The obvious conclusions one must allow is that he is either telling an outrageous, demonstrable lie, or suffers serious comprehension/learning difficulties.

Much the same might be said of Brexiteers who continue to trot out the GATT Article XXIV canard, given the detailed rebuttal once again, this time in Prospect Magazine, which has WTO Director General Roberto Azevêdo tell us that: "If there is no agreement, then Article XXIV would not apply, and the standard WTO terms would".

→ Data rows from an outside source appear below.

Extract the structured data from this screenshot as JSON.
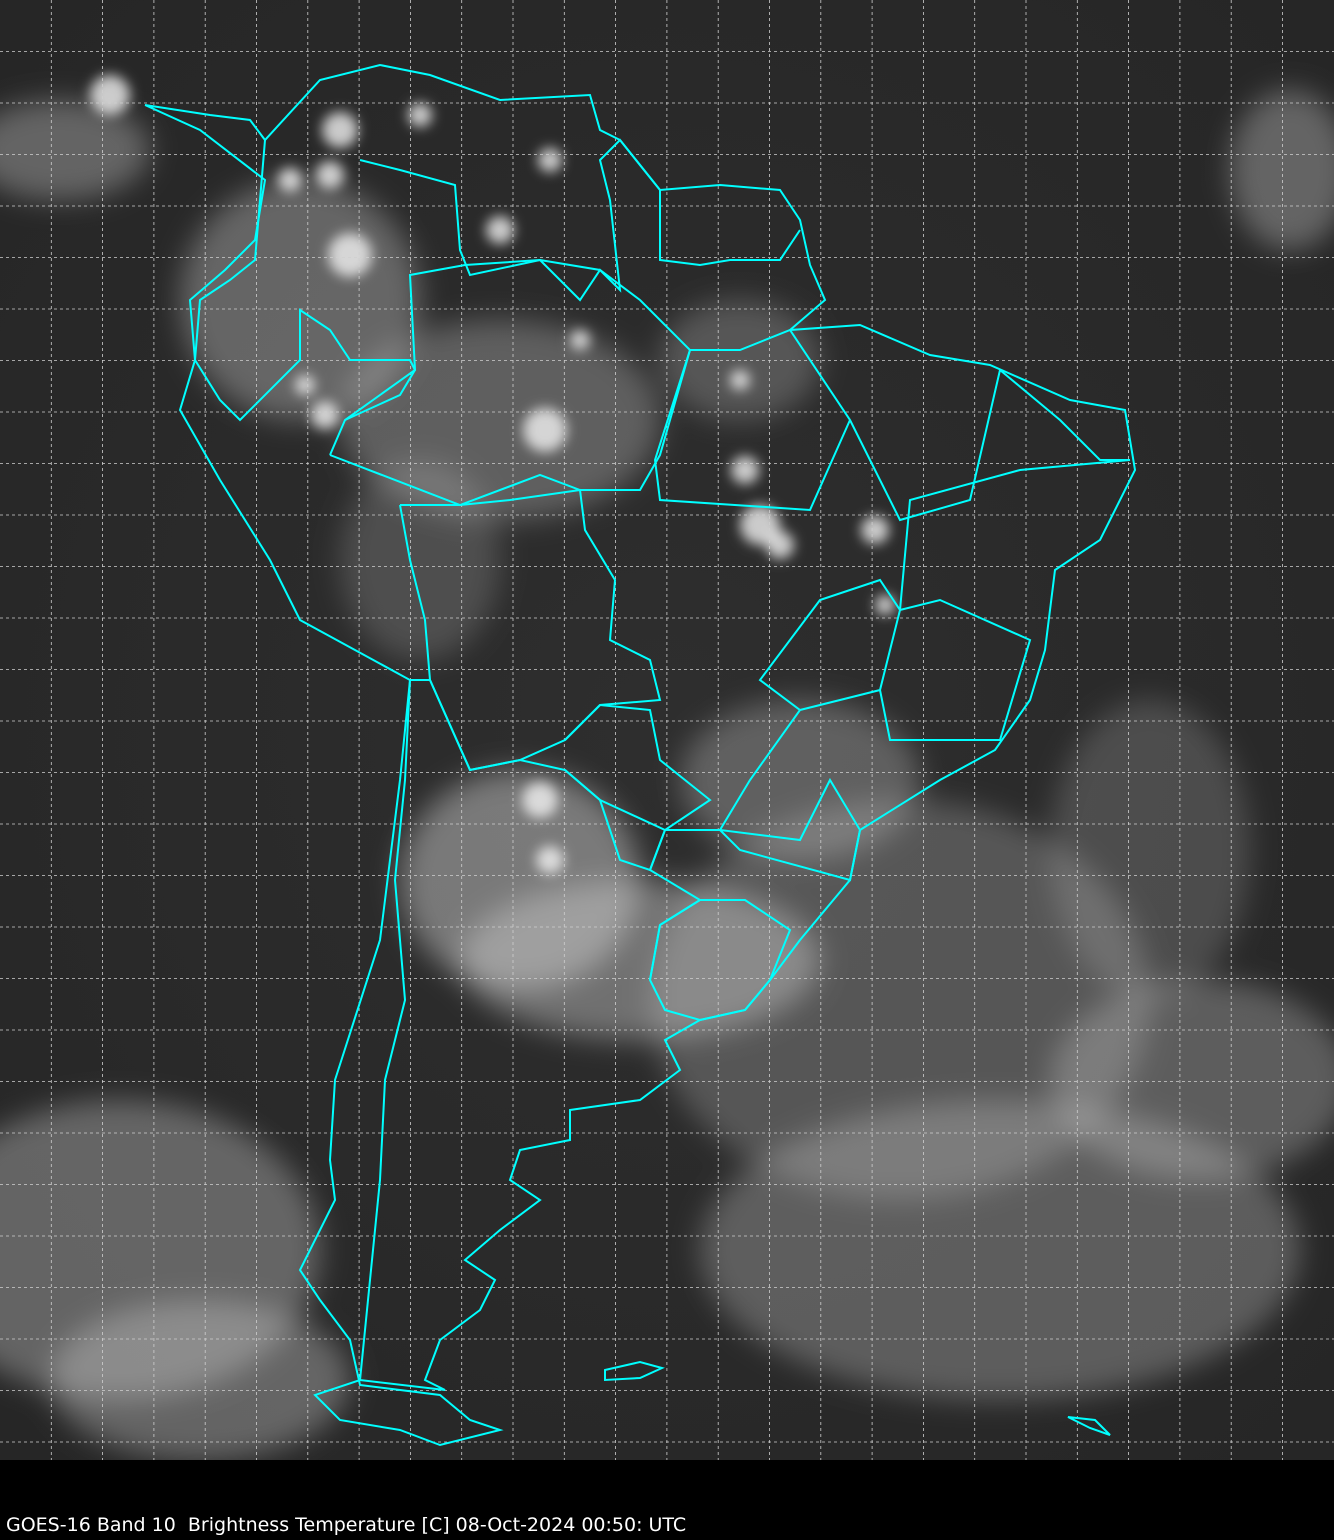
{
  "caption": "GOES-16 Band 10  Brightness Temperature [C] 08-Oct-2024 00:50: UTC",
  "colors": {
    "background": "#000000",
    "imagery_dark": "#2a2a2a",
    "imagery_cloud": "#e8e8e8",
    "borders": "#00ffff",
    "grid": "#d0d0d0"
  },
  "map": {
    "region": "South America",
    "product": "infrared brightness temperature imagery",
    "grid": "dashed lat/lon graticule",
    "borders": "country and state outlines"
  }
}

Since its first emergence, however, the argument has morphed into a conviction that the EU will come to an agreement because it no more wants tariffs on goods than does the UK.

As the heart of this lies an unshakable belief expressed by many Brexiteers that they can rely on the "they need us more than we need them" dynamic. Whatever logic or [lack of] experience might tell them, they are convinced that, at the very last minute, the EU will roll over and offer us a workable deal, without the backstop, simply because the EU needs us so much.

Their view is that they need to do nothing but hold the line. It just then needs the EU to be "pragmatic" and allow UK goods into their system without any of the controls applied to goods from third countries.

This again is influenced by an extraordinary level of ignorance. Not for a moment is there any recognition that any concessions made to the UK will also have to be made to the EU's other trading partners, potentially prejudicing the integrity of the Single Market. Never mind that it confers benefits on the UK which are not afforded to fully paid-up Member States – which the EU has said it will never do.

What we also get from the extreme Brexiteers is a complete lack of self-awareness. According to their narrative, the other side is producing unmitigated lies but they are offering nothing but the unvarnished truth.

They believe the "Europhile civil service" is blocking their message in Brussels and, if the likes of Barnier were presented with their solutions (the AAC), which were properly explained to them, then they would be welcomed with open arms. That their case is built on falsehoods, ignorance and possibly lies – where a difference can be determined – would never occur to them.

Thus, while everyone else is plagued with uncertainties, as we plunge into the unknown, no such doubts afflict the Brexiteers. They have that one, unbreakable certainty, that they are right in everything they think and do.